Sir Golden Lucky - No Ha Je -back Bitter- -
The first unit is the most accessible. “Sir” implies a British or colonial honorific, often used ironically to elevate a common noun. “Golden Lucky” is redundant yet pleasant—golden being a color of wealth and enlightenment, lucky being a state of chance-based fortune.
In Cantonese and Mandarin cultures, “Golden Luck” (金運, Jīn yùn in Mandarin; Gam wan in Cantonese) is a common concept in feng shui and New Year blessings. Adding “Sir” Westernizes it, creating a character: Sir Golden Lucky could be a folk hero, a gambling mascot, or a nickname for a flamboyant, successful businessman in a Hong Kong cinema comedy.
Visualizing “Sir Golden Lucky,” one imagines a man in a gold lamé suit, holding a winning lottery ticket and a brass monkey statue. He is absurd, enviable, and slightly kitschy.
(Tempo: Vivo ossessivo, like a tarantella on a broken ankle — 140) Sir Golden Lucky - No Ha Je -Back Bitter-
The title is a chant. A nonsense syllable. A spell. No Ha Je — three knocks on wood, three beats of a heart, three steps back in a labyrinth.
Form: A round for three voices — but only one voice sings, the other two are shadows on a delay pedal. The piano becomes prepared: screws and erasers between the strings, creating a metallic, percussive rattle. The rhythm is 7/8 — counted: No (1) Ha (2) Je (3-4) No (5) Ha (6) Je (7).
Insects join the orchestra. A music box (cracked) plays a descending scale in Dorian mode at half speed, out of phase. Halfway through, everything stops except a single snare drum roll that grows louder, then cuts. The first unit is the most accessible
In the silence, a whisper: "No Ha Je."
The movement resumes, reversed. The trumpet plays the gavotte melody from movement I upside down.
(Tempo: Maestoso ironico, dotted half = 60) (Tempo: Maestoso ironico, dotted half = 60) He
He enters on a hobby horse with tarnished reins. The melody is a gavotte played on the trumpet with a harmon mute—closed, then opened with a plunger, like a sneer. The left hand on the piano plucks the strings inside: a low Bb that wobbles and decays. He wears a crown of painted cardboard, and his medals are bottle caps. The key is B-flat minor, but every cadence lands on a bright, wrong F# major chord (the "lucky" slip). The rhythm hiccups: a courtly step, a stumble, a spin.
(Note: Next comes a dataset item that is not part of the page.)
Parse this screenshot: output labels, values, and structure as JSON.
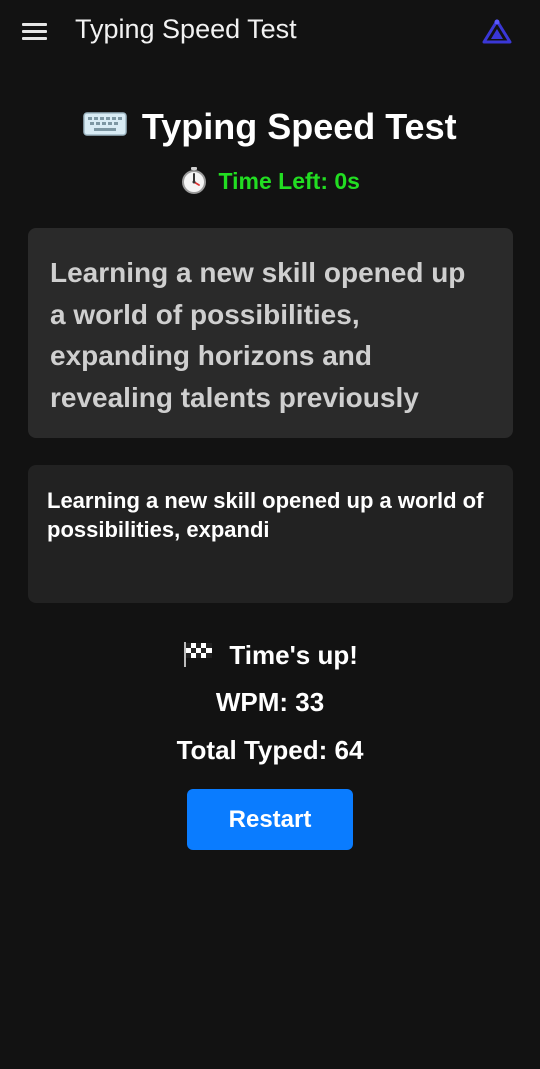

Lyric (spoken over the gavotte):
“Luck, sir, is a golden bell that rings before the fall.
I’ve counted every clover leaf and never breathed at all.”
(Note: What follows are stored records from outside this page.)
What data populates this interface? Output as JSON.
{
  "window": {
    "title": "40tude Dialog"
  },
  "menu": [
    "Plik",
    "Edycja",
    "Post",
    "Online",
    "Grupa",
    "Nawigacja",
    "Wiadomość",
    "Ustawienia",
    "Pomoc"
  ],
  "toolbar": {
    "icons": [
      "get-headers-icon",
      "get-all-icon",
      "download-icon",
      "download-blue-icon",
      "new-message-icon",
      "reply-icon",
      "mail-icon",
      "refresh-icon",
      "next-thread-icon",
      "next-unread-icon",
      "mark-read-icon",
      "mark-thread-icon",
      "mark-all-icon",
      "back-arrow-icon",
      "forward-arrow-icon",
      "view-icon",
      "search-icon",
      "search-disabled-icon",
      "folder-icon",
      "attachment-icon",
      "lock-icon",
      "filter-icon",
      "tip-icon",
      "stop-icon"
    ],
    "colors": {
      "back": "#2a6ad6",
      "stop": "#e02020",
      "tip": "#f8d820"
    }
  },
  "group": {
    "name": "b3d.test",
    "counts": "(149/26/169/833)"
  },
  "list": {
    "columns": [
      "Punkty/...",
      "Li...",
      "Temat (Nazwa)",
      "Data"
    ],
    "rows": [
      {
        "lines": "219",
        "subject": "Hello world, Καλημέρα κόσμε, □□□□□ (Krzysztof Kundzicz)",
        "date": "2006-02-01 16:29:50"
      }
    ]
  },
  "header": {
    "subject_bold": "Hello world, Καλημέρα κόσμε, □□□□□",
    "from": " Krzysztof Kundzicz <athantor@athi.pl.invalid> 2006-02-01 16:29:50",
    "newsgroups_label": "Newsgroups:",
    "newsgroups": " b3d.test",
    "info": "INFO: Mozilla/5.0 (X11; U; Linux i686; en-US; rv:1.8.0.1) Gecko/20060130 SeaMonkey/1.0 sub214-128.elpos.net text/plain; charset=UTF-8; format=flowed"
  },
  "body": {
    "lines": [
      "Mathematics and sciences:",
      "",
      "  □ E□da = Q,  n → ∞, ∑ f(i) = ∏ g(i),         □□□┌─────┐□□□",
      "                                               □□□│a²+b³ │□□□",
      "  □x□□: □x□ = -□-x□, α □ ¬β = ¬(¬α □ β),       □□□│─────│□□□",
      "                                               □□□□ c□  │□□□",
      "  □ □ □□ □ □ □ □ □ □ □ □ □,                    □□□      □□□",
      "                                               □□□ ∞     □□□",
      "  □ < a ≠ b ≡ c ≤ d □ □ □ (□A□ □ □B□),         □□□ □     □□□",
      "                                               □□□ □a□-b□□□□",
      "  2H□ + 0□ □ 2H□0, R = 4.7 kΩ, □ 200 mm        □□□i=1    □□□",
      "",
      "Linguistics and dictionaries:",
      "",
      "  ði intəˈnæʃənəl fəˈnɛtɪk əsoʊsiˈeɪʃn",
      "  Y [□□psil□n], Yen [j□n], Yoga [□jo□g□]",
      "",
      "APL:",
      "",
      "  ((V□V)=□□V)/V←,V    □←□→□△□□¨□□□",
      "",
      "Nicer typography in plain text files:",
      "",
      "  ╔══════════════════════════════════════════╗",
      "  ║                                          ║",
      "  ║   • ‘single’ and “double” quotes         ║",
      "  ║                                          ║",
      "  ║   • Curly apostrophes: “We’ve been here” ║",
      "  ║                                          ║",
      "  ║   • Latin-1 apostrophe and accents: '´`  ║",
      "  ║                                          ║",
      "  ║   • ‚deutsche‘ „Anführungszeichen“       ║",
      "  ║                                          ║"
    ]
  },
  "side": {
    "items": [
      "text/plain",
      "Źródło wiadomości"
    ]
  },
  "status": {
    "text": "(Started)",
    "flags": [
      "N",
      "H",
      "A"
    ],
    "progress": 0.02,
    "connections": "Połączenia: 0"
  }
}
The movement ends with a trill in the highest octave of the piano—a single, repeated note like a blinking cursor. Then silence.
Wear headphones. The low end contains sub-bass pulses that mimic a human heartbeat slowing down. Mixed in are the sounds of slot machines, weeping, and a single repeated piano key (C#) that gradually detunes. The final two minutes drop all music except for the sound of someone chewing bitter melon—uncomfortably close-miked.